Meyil uyandığında başında feci bir ağrı, ağzında acı bir tat ve mide bulantısıyla hala başının üstünde dönüp duran tavanların altında tüm benliği çalkalanarak kendini yataktan attı. Öğürerek dizlerinin üstüne düştüğünde azıcık sarı su kustu, midesindeki zehiri akşam boşaltmıştı fakat mide bulantısından daha feci bir şey onu anında ayıltıp kendine getirdi. Korku, telaş, panik! Ellerinin ve dizlerinin üstünde kesik kesik soluklanmaya çalıştı.

 

Başını kaldırıp etrafa bakındı, nerede olduğunu anlamaya çalıştı. Hiçbir şey hatırlamıyordu, nereye gelmişti, nasıl gelmişti. Küçük, basit döşenmiş bir oda, bir sandalye, bir komidin, halı kaplı yerler, bir abajur ve kalın perdeler hiç tanıdık gelmiyordu.

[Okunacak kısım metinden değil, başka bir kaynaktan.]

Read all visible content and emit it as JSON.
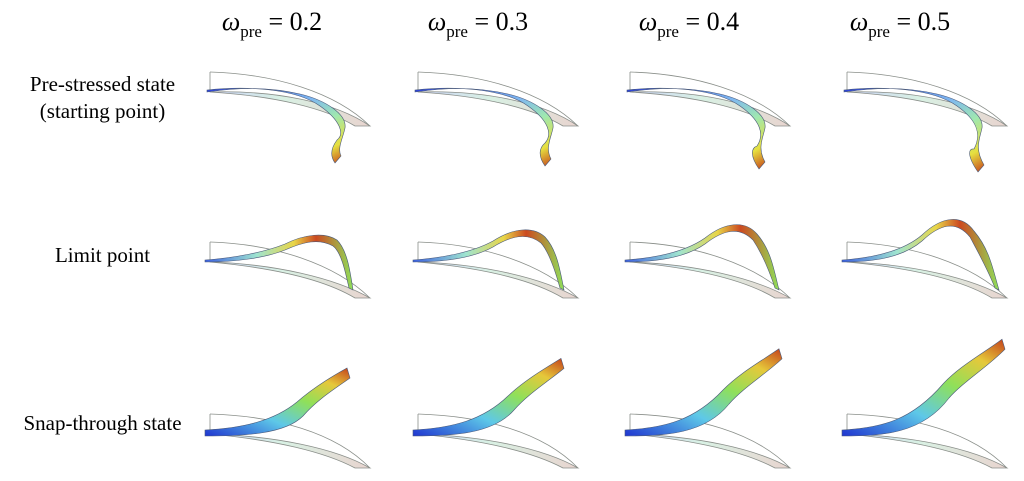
{
  "columns": [
    {
      "symbol": "ω",
      "subscript": "pre",
      "eq": "= 0.2"
    },
    {
      "symbol": "ω",
      "subscript": "pre",
      "eq": "= 0.3"
    },
    {
      "symbol": "ω",
      "subscript": "pre",
      "eq": "= 0.4"
    },
    {
      "symbol": "ω",
      "subscript": "pre",
      "eq": "= 0.5"
    }
  ],
  "rows": [
    {
      "line1": "Pre-stressed state",
      "line2": "(starting point)"
    },
    {
      "line1": "Limit point",
      "line2": ""
    },
    {
      "line1": "Snap-through state",
      "line2": ""
    }
  ],
  "colors": {
    "shell_low": "#2a3fd6",
    "shell_mid": "#58d8e0",
    "shell_green": "#8fe05a",
    "shell_yellow": "#e6e040",
    "shell_high": "#c4401a",
    "ghost_fill": "#d7ecd9",
    "ghost_edge": "#8a8f8a"
  }
}
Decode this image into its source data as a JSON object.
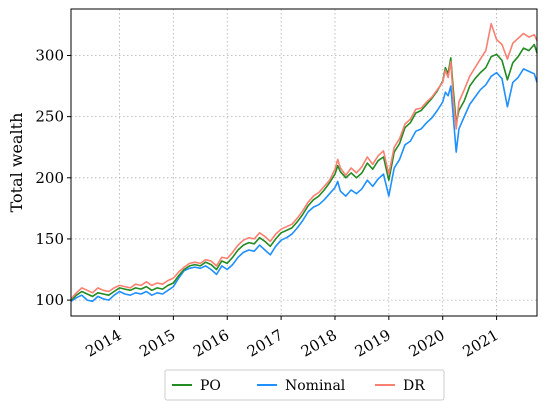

Üzerinde hiç tanıdık gelmeyen bol pijamalar vardı ve saçları sırılsıklamdı. Onun uyandığını duyan ev sakinleri bakmak için geldiler.

 

Betül, başını kapıdan içeri uzatmış, "Uyandın mı Meyil?" Diyordu.

 

"Betül Teyze?" Diye inledi ve Ecelerin evindeki misafir yatak odasında olduğunu anladı.

 

Betül içeriye seslendi.

"Kızlar gelin, arkadaşınız uyandı."

 

Ece ve Öyküm, akşamdan kalma feci baş ağrıları, mide bulantısı ve halsizlikten bitkin halleriyle yanına gelip yatağın ucuna oturdular. İkisinin de yüzü sapsarı olmuş, saçları dağılmış, akşamki makyajları hala yüzlerinde fakat akmış olduğu halde berbat görünüyordular.

 

"Noldu?"

 

Ece boynuna atılıp ağlamaya başladı, Meyil iyice afalladı. Kız içini çeke çeke ağlayıp hıçkırıyordu.

 

"Ece noldu? Birine bir şey mi oldu? Be-ben... Hatırlamıyorum..."

 

"Kankim Öyküm'ün sana anlatacakları var..."

 

Öyküm'ün hala orada onlarla birlikte ne işi olduğunu anlamayan ve geceye dair hiçbir şey hatırlamayan Meyil, rezil olduğunu, o gıcık havalı kızın kendisini o halde gördüğü için okulda mahvolacağını düşünüyordu.

 

Öyküm biraz mahcup biraz öfkeli bir halde sesi titreyerek onun eline uzandı.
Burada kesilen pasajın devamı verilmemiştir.